Arriva l’arbitrato fiscale europeo, un nuovo strumento a disposizione delle aziende e dei cittadini per risolvere le controversie fiscali intracomunitarie. Grazie al recepimento della direttiva n. 2017/1852/UE (cd Direttiva Drm – Dispute resolution mechanism), il nuovo meccanismo punta a garantire maggiore tutela e certezza del diritto ai contribuenti, anche grazie alla possibilità di attivare un arbitrato internazionale, nel caso in cui le amministrazioni non trovino una soluzione nei tempi dettati dalla direttiva.

Il decreto, approvato definitivamente dal consiglio dei ministri (si veda ItaliaOggi di ieri) e in corso di pubblicazione in Gazzetta Ufficiale, adempie alla delega conferita al governo con l’art. 8 della legge n. 117/2019 (c.d. legge di delegazione europea 2018) ed evita l’ennesima procedura di infrazione all’Italia (già attivata dalla commissione europea il 27 novembre 2019).

Il nuovo strumento, mutuato dalla direttiva Drm, conserva il riferimento alla struttura della vigente convenzione n. 90/436/UEE (cd convenzione arbitrale), ma non si limita ad una sua semplice riproposizione, avendo una portata altamente innovativa e autonoma.

Infatti, a livello sistematico, il decreto precisa che la nuova procedura amichevole prevale sugli altri istituti di risoluzione internazionale (compresa la convenzione già citata e le ulteriori norme contenute in accordi o convenzioni con stati Ue).
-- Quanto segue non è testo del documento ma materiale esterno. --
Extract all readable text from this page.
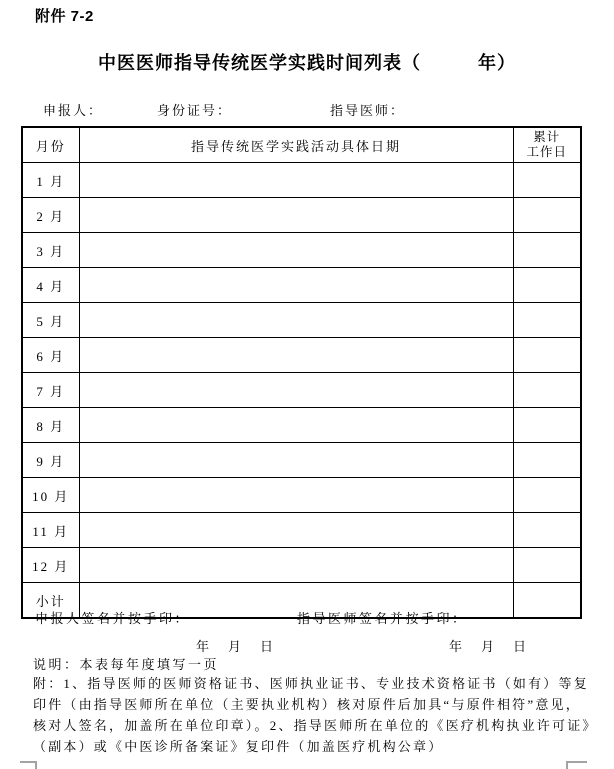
附件 7-2
中医医师指导传统医学实践时间列表（　　　年）
申报人：	身份证号：	指导医师：
月份	指导传统医学实践活动具体日期	累计
工作日

1 月		
2 月		
3 月		
4 月		
5 月		
6 月		
7 月		
8 月		
9 月		
10 月		
11 月		
12 月		
小计		
申报人签名并按手印：	指导医师签名并按手印：
年　月　日	年　月　日
说明：本表每年度填写一页
附：1、指导医师的医师资格证书、医师执业证书、专业技术资格证书（如有）等复
印件（由指导医师所在单位（主要执业机构）核对原件后加具“与原件相符”意见，
核对人签名，加盖所在单位印章）。2、指导医师所在单位的《医疗机构执业许可证》
（副本）或《中医诊所备案证》复印件（加盖医疗机构公章）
Inoltre, lo strumento è attivabile anche in presenza di procedure amministrative definitive, oltre che in caso di giudizi tributari pendenti, che possono sempre essere sospesi, unitamente alla riscossione dei tributi richiesti.

Tra gli ulteriori aspetti innovativi, spicca senz’altro l’ampiezza della portata applicativa della procedura, non limitata al transfer pricing e all’attribuzione degli utili alle stabili organizzazioni, ma estesa a tutte le fattispecie contemplate nei Trattati bilaterali contro le doppie imposizioni.
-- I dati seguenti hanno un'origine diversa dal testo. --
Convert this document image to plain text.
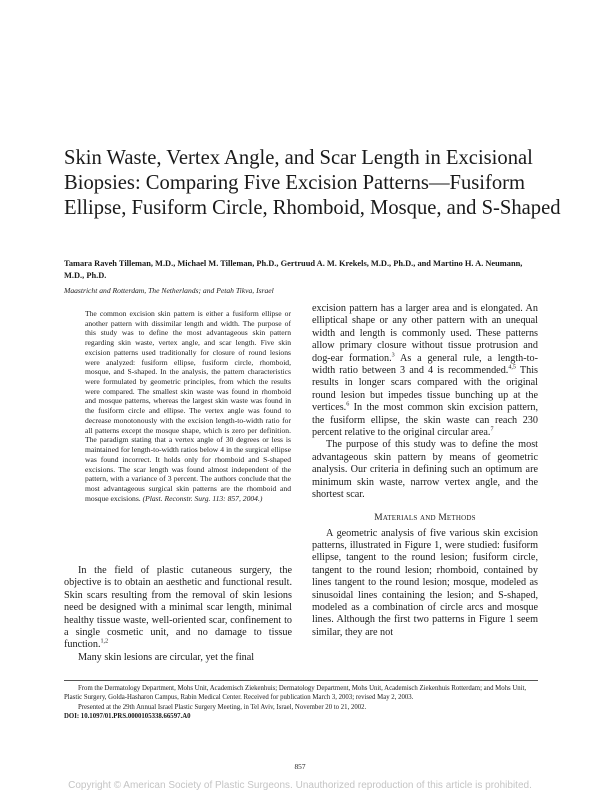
Skin Waste, Vertex Angle, and Scar Length in Excisional Biopsies: Comparing Five Excision Patterns—Fusiform Ellipse, Fusiform Circle, Rhomboid, Mosque, and S-Shaped
Tamara Raveh Tilleman, M.D., Michael M. Tilleman, Ph.D., Gertruud A. M. Krekels, M.D., Ph.D., and Martino H. A. Neumann, M.D., Ph.D.
Maastricht and Rotterdam, The Netherlands; and Petah Tikva, Israel

The common excision skin pattern is either a fusiform ellipse or another pattern with dissimilar length and width. The purpose of this study was to define the most advantageous skin pattern regarding skin waste, vertex angle, and scar length. Five skin excision patterns used traditionally for closure of round lesions were analyzed: fusiform ellipse, fusiform circle, rhomboid, mosque, and S-shaped. In the analysis, the pattern characteristics were formulated by geometric principles, from which the results were compared. The smallest skin waste was found in rhomboid and mosque patterns, whereas the largest skin waste was found in the fusiform circle and ellipse. The vertex angle was found to decrease monotonously with the excision length-to-width ratio for all patterns except the mosque shape, which is zero per definition. The paradigm stating that a vertex angle of 30 degrees or less is maintained for length-to-width ratios below 4 in the surgical ellipse was found incorrect. It holds only for rhomboid and S-shaped excisions. The scar length was found almost independent of the pattern, with a variance of 3 percent. The authors conclude that the most advantageous surgical skin patterns are the rhomboid and mosque excisions. (Plast. Reconstr. Surg. 113: 857, 2004.)

In the field of plastic cutaneous surgery, the objective is to obtain an aesthetic and functional result. Skin scars resulting from the removal of skin lesions need be designed with a minimal scar length, minimal healthy tissue waste, well-oriented scar, confinement to a single cosmetic unit, and no damage to tissue function.$^{1,2}$

Many skin lesions are circular, yet the final

excision pattern has a larger area and is elongated. An elliptical shape or any other pattern with an unequal width and length is commonly used. These patterns allow primary closure without tissue protrusion and dog-ear formation.$^3$ As a general rule, a length-to-width ratio between 3 and 4 is recommended.$^{4,5}$ This results in longer scars compared with the original round lesion but impedes tissue bunching up at the vertices.$^6$ In the most common skin excision pattern, the fusiform ellipse, the skin waste can reach 230 percent relative to the original circular area.$^7$

The purpose of this study was to define the most advantageous skin pattern by means of geometric analysis. Our criteria in defining such an optimum are minimum skin waste, narrow vertex angle, and the shortest scar.

Materials and Methods

A geometric analysis of five various skin excision patterns, illustrated in Figure 1, were studied: fusiform ellipse, tangent to the round lesion; fusiform circle, tangent to the round lesion; rhomboid, contained by lines tangent to the round lesion; mosque, modeled as sinusoidal lines containing the lesion; and S-shaped, modeled as a combination of circle arcs and mosque lines. Although the first two patterns in Figure 1 seem similar, they are not

From the Dermatology Department, Mohs Unit, Academisch Ziekenhuis; Dermatology Department, Mohs Unit, Academisch Ziekenhuis Rotterdam; and Mohs Unit, Plastic Surgery, Golda-Hasharon Campus, Rabin Medical Center. Received for publication March 3, 2003; revised May 2, 2003.

Presented at the 29th Annual Israel Plastic Surgery Meeting, in Tel Aviv, Israel, November 20 to 21, 2002.

DOI: 10.1097/01.PRS.0000105338.66597.A0

857
Copyright © American Society of Plastic Surgeons. Unauthorized reproduction of this article is prohibited.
Come per la citata convenzione arbitrale, la procedura è avviata su istanza del contribuente all’Agenzia delle entrate, che ne valuta l’ammissibilità. Il nuovo decreto prevede che la relativa istruttoria di ammissibilità si concluda entro 6 mesi dalla ricezione dell’istanza, trascorsi i quali il silenzio dell’amministrazione è esplicitamente qualificato – in via del tutto innovativa – come silenzio-assenso. Altro aspetto inedito è la possibilità per il contribuente di opporsi alla declaratoria di inammissibilità, oltre a quella di sollecitare l’amministrazione rimasta inerte in varie fasi del procedimento, attraverso il ricorso alla giustizia tributaria.

All’ammissibilità dell’istanza segue la fase di confronto tra le autorità coinvolte nella doppia imposizione per il raggiungimento dell’accordo, secondo lo schema degli strumenti arbitrali già vigenti. Tuttavia, nel solco della direttiva Drm, il focus è il raggiungimento di un risultato in grado di eliminare la doppia imposizione e non più il semplice tentativo di cercare un accordo.
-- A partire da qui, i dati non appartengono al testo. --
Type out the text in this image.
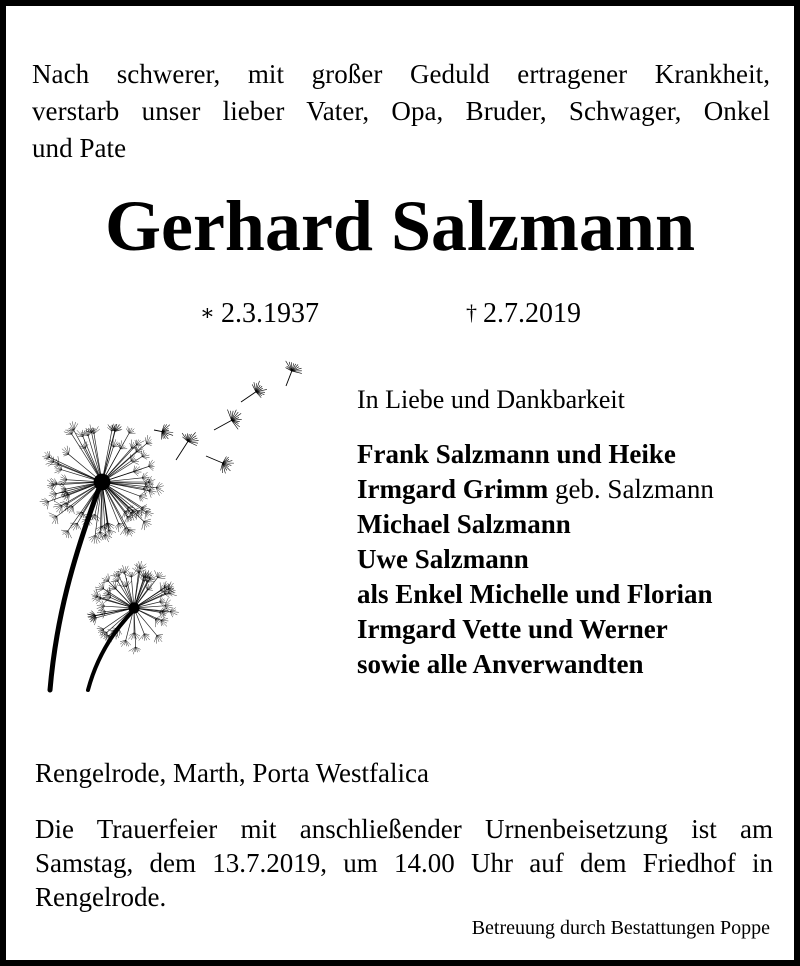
Nach schwerer, mit großer Geduld ertragener Krankheit,
verstarb unser lieber Vater, Opa, Bruder, Schwager, Onkel
und Pate
Gerhard Salzmann
∗ 2.3.1937	† 2.7.2019
In Liebe und Dankbarkeit
Frank Salzmann und Heike
Irmgard Grimm geb. Salzmann
Michael Salzmann
Uwe Salzmann
als Enkel Michelle und Florian
Irmgard Vette und Werner
sowie alle Anverwandten
Rengelrode, Marth, Porta Westfalica
Die Trauerfeier mit anschließender Urnenbeisetzung ist am
Samstag, dem 13.7.2019, um 14.00 Uhr auf dem Friedhof in
Rengelrode.
Betreuung durch Bestattungen Poppe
Per tale motivo, se non è concluso l’accordo amichevole tra le amministrazioni entro 2 anni, è prevista l’attivazione di un arbitrato, presieduto da una commissione consultiva, che è tenuta ad emettere un parere sulle modalità di risoluzione del caso. Inoltre, le autorità competenti possono affiancare una commissione per la risoluzione alternativa della controversia alla commissione consultiva già nominata, in modo da elaborare ulteriori possibili soluzioni. L’emissione dei pareri obbliga le amministrazioni coinvolte nella doppia imposizione a raggiungere un accordo entro i successivi 6 mesi. L’intesa può anche discostarsi dai pareri ottenuti, ma deve in ogni caso essere in grado di risolvere la doppia imposizione e tutelare il contribuente.

Alla pubblicazione del decreto seguiranno uno o più provvedimenti del direttore dell’Agenzia delle entrate, per definire gli aspetti operativi collegati alla nuova procedura.